October 2011 - Another Valley

I'm sitting on the deck of a houseboat in the early morning mist, looking at life on Dal Lake in the Vale of Kashmir.

The surrounding mountains are just making their presence felt through the lifting mist.

A blue kingfisher cocks his head at us as he sits on the brow of the boat and a golden eagle circles effortlessly overhead. Shikaras, small gondola like boats, are gliding silently across the lake, propelled by heart shaped paddles.

At this time of the morning the scene has an ethereal quality as the silhouetted boats seem to be driven by a silent, unseen force. 

Some are taking the children, dressed neatly in shirts and ties or head scarves, to school, their chattering  voices the only sounds drifting across the lake.

Their elders are on their way to work, the soft colours of the women's saris reflected in the still waters that begin to shimmer in the first rays of the sun. The lake suddenly becomes alive with colour.

First comes the flower seller, his small boat laden with brilliantly coloured blooms.

A shikara laden with lily pads drifts past, another piled high with aubergines, tomatoes, lettuce and onions.

Our houseboy has just returned from the floating market with eggs for our breakfast.

In the evening we are enticed by the aroma of the shish kebab seller as he glides past. 

There is a whole floating world here, the markets with general stores, tailors, the latest in saris and shalwar kameez, a post office, carpet shops, workshops of every kind, everything the locals and tourists could need.
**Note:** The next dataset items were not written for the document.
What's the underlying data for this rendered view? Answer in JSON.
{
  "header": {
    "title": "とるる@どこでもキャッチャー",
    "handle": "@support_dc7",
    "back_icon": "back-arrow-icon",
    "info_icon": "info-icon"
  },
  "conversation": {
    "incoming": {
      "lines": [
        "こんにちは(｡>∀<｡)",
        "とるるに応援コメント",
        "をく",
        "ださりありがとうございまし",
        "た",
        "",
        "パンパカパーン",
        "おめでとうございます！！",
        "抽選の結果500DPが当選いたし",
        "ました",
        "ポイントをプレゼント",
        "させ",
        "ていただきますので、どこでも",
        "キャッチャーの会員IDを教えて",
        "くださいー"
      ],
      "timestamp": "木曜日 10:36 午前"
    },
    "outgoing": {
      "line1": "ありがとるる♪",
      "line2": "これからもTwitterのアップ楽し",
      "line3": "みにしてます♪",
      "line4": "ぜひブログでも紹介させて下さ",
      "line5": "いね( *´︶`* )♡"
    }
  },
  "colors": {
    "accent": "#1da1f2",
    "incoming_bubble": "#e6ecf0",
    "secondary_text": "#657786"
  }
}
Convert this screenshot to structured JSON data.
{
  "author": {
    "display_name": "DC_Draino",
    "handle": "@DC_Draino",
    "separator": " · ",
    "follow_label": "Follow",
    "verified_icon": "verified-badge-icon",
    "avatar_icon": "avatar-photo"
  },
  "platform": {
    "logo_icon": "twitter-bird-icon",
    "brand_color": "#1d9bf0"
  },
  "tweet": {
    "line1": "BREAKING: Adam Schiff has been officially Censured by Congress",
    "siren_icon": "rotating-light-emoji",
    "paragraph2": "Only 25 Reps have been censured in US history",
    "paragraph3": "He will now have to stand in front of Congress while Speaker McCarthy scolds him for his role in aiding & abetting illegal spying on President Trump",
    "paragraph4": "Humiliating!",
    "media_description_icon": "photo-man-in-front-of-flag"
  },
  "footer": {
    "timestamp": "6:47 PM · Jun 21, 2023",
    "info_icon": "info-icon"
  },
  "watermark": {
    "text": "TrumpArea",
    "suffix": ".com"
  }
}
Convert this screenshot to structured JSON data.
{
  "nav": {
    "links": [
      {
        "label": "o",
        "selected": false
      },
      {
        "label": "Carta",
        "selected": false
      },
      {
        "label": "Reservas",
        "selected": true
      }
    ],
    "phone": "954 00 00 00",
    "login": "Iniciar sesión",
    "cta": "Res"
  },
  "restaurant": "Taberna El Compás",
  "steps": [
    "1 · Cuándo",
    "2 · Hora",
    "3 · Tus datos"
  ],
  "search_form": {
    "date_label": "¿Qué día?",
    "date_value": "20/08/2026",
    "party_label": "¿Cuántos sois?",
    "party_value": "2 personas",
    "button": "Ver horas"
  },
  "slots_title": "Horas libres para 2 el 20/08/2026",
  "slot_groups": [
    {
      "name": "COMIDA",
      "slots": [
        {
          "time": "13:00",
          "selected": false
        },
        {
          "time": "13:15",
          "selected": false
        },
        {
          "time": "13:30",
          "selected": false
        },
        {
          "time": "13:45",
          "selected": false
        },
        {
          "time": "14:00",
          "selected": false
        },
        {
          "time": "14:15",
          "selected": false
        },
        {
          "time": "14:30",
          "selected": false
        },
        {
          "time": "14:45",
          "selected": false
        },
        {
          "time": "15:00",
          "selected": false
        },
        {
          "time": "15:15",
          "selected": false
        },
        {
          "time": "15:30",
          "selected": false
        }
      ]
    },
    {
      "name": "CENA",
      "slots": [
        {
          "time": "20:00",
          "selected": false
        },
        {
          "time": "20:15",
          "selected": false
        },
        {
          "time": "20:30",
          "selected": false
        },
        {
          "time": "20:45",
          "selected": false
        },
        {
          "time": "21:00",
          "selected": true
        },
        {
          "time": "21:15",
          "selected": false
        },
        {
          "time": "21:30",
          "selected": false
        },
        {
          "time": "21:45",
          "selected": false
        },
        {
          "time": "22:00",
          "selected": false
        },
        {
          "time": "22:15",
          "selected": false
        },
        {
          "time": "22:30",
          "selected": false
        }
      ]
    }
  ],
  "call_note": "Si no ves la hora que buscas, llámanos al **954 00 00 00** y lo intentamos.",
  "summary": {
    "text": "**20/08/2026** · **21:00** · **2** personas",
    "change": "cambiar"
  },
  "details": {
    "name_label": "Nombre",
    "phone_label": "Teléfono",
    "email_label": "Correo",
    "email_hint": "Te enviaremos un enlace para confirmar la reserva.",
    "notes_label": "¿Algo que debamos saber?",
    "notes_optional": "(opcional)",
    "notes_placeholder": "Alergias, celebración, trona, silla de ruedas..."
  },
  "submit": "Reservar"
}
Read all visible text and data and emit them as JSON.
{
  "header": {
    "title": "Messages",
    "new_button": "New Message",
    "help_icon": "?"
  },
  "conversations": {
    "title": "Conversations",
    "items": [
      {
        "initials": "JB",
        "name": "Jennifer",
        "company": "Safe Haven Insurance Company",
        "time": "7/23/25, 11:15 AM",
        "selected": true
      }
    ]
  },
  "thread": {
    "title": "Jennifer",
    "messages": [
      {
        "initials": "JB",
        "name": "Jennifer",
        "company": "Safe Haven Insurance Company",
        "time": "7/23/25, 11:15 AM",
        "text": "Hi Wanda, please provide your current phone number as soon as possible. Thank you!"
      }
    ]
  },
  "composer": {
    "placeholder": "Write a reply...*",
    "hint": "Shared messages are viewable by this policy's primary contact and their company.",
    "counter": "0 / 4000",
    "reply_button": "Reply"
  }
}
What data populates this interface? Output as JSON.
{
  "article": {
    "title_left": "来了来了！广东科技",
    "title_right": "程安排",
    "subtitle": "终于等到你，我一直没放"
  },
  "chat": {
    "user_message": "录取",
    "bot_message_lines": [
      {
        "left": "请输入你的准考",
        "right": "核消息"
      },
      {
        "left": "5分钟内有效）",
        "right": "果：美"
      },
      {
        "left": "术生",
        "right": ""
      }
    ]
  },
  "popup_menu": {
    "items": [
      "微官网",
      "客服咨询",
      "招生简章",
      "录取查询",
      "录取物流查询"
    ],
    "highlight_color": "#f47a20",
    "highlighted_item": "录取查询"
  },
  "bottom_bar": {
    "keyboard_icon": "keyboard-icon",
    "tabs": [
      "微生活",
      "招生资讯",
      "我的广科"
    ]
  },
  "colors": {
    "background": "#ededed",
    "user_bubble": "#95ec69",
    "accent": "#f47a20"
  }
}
They all visit us showing off their wares, everything from fake, crudely made pieces to the most exquisitely crafted pashminas and jewellery. 

The houseboat owners and their families live on mounds of land that have been built up behind the boats.

There are 500 of them here on the lakes in Srinigar, the capital of Kashmir, varying in degrees of comfort, but most of them with the beautiful ornate walnut carved panelling that is so famous here.

The scene could not be more peaceful, yet it could be illusory. As with the placid waters of the lake, much is hidden below the surface.

This small corner of India, up in the Himalayas and squeezed against the Pakistan border, has been fought over since 1989.

Originally an independent state, it was taken over by a Maharaja of India and then by the British, who decided at the time of Partition between India and Pakistan in 1949, that it should be part of India.

In 1989 there was an uprising, with the people again wanting independence and the Hindu population was driven out, so that the country is now almost 100% Muslim.

But then fundamentalists returning from wars in Afghanistan became violent and repressive and the war became a three way battle amongst India, Pakistan and the fundamentalists. It was a violent war lasting nearly twenty years.

Tourism, the life blood of the country, dried up completely as Kashmir was closed to all outsiders and the people faced starvation.

Now that peace has largely returned the Western tourists are gradually trickling back, although the burgeoning economy in the rest of India has meant that there has been an upsurge in domestic tourism.

However, there was another burst of violence in 2008 and the Indian military presence is everywhere.

Driving down the mountain passes that lead from Ladakh, we saw soldiers armed with machine guns in the fields and villages; here in the capital they are behind razor wire cages.

Even on the lake there are dozens of police boats and barbed wire lookouts. The people still want independence; they want India out but they don't want to be part of Pakistan.

We have spent three weeks travelling to this idyllic valley, most of the time in the high Himalayas, driving through the Spiti Valley up near the Tibetan border and then Ladakh, both areas stark and dessicated but awesome in their forbidding beauty and the sheer size and scale of the mountain landscape. 

We have been travelling through remote valleys, over passes as high as 17,000 feet, until we wound down the final mountain pass into this fertile, lush green valley, looking far more like a corner of the European Alps than the Himalayan desert we had been experiencing. We have passed from Hindu, to Buddhist to Muslim worlds.

Here, where there used to be a relaxed fusion between Hindu and Muslim, the heavy hand of fundamentalism that caused so much disruption during the uprising hopefully appears to be fading away.

Here on the lake the troubles of the last two decades seem far away.

The houseboat owners and the traders are all smiling; they are hopeful about their future.

In this serene corner of a large and sprawling city, it is easy to forget the harsh landscape and violent politics that loom so very close.

The Kashmiris are a proud but essentially peace loving people.

Hopefully it is that that will prevail in the future.